Теперь я попытаюсь объяснить, что я имел в виду, когда говорил (до сих пор только самому себе или нескольким друзьям) об «объективности» и «субъективности» в музыке и искусстве. Для того, чтобы лучше объяснить некоторые из моих ранних идей, я иногда буду использовать формулировки, на которые едва ли был способен в то время.
Я начну, пожалуй, с критики распространенной теории искусства — теории, что искусство является самовыражением, или выражением индивидуальности художника, или, быть может, выражением его эмоций (Кроче и Коллингвуд — только двое из многочисленных сторонников этой теории. Моя собственная анти-эссенциалистская позиция
подразумевает, что вопросы «Что-такое..?» типа «Что такое искусство?» никогда не бывают подлинными проблемами) [74] . Моя основная критика этой теории проста: экспрессионистская теория искусства пуста. Потому что все, что могут делать человек или животное, является (помимо всего прочего) выражением их внутреннего состояния, эмоций и индивидуальности. Это тривиальная истина для всех видов языков человека или животного. Это верно по отношению к тому, как человек или лев ходят, как человек кашляет или сморкается, как человек или лев смотрят на вас или игнорируют вас. Это верно по отношению к тому, как птица строит гнездо, паук плетет паутину, человек возводит дом. Иначе говоря, это не является характеристикой искусства. По той же самой причине экспрессионистские или эмотивные теории языка тривиальны, неинформативны и бесполезны [75] .74
74 См. мое «Открытое общество», том I, [1945(b)], с. 26, 96; том II, [1945(c)], с. 12 и далее; [1950(a)], с. 35, 108, 210–212; [1962(c)], [1963(1)] и позднейшие издания, том I, с. 32, 109; том II, с. 13 и далее.
75
75 (Добавлено в 1975 году.) То же самое верно в отношении экспрессионистских и эмотивных теорий морали и моральных суждений.

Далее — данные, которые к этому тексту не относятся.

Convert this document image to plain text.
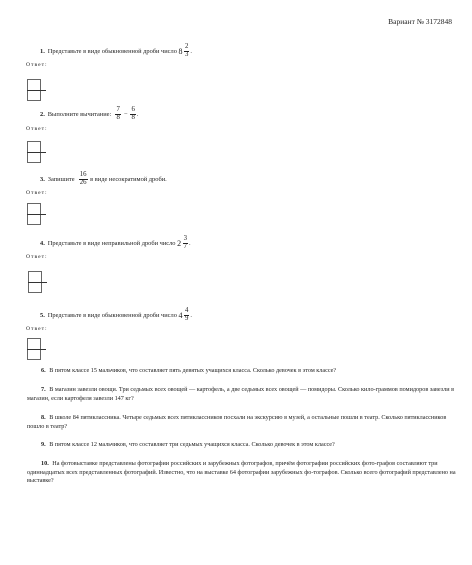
Вариант № 3172848
1. Представьте в виде обыкновенной дроби число
$8 \frac{2}{3}$ .
Ответ:
2. Выполните вычитание:
$\frac{7}{8} - \frac{6}{8}$ .
Ответ:
3. Запишите
$\frac{16}{26}$
в виде несократимой дроби.
Ответ:
4. Представьте в виде неправильной дроби число
$2 \frac{3}{7}$ .
Ответ:
5. Представьте в виде обыкновенной дроби число
$4 \frac{4}{9}$ .
Ответ:

6. В пятом классе 15 мальчиков, что составляет пять девятых учащихся класса. Сколько девочек в этом классе?

7. В магазин завезли овощи. Три седьмых всех овощей — картофель, а две седьмых всех овощей — помидоры. Сколько кило-граммов помидоров завезли в магазин, если картофеля завезли 147 кг?

8. В школе 84 пятиклассника. Четыре седьмых всех пятиклассников посхали на экскурсию в музей, а остальные пошли в театр. Сколько пятиклассников пошло в театр?

9. В пятом классе 12 мальчиков, что составляет три седьмых учащихся класса. Сколько девочек в этом классе?

10. На фотовыставке представлены фотографии российских и зарубежных фотографов, причём фотографии российских фото-графов составляют три одиннадцатых всех представленных фотографий. Известно, что на выставке 64 фотографии зарубежных фо-тографов. Сколько всего фотографий представлено на выставке?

Я, кончено, не собираюсь отвечать на вопрос «Что такое искусство?» из серии вопросов «Что такое…?», но утверждаю, что то, что делает искусство интересным и значимым, заключается в чем-то совсем ином, чем самовыражение. С психологической точки зрения, художнику необходимы некоторые качества, которые могут быть описаны как творческое воображение, игривость, вкус и — что немаловажно — абсолютная преданность своей работе. Работа должна значить для него все, она должна превосходить его индивидуальность. Но это всего лишь психологический аспект дела, а потому не очень важный. Важным является произведение искусства. И здесь я хочу сначала отметить несколько негативных вещей.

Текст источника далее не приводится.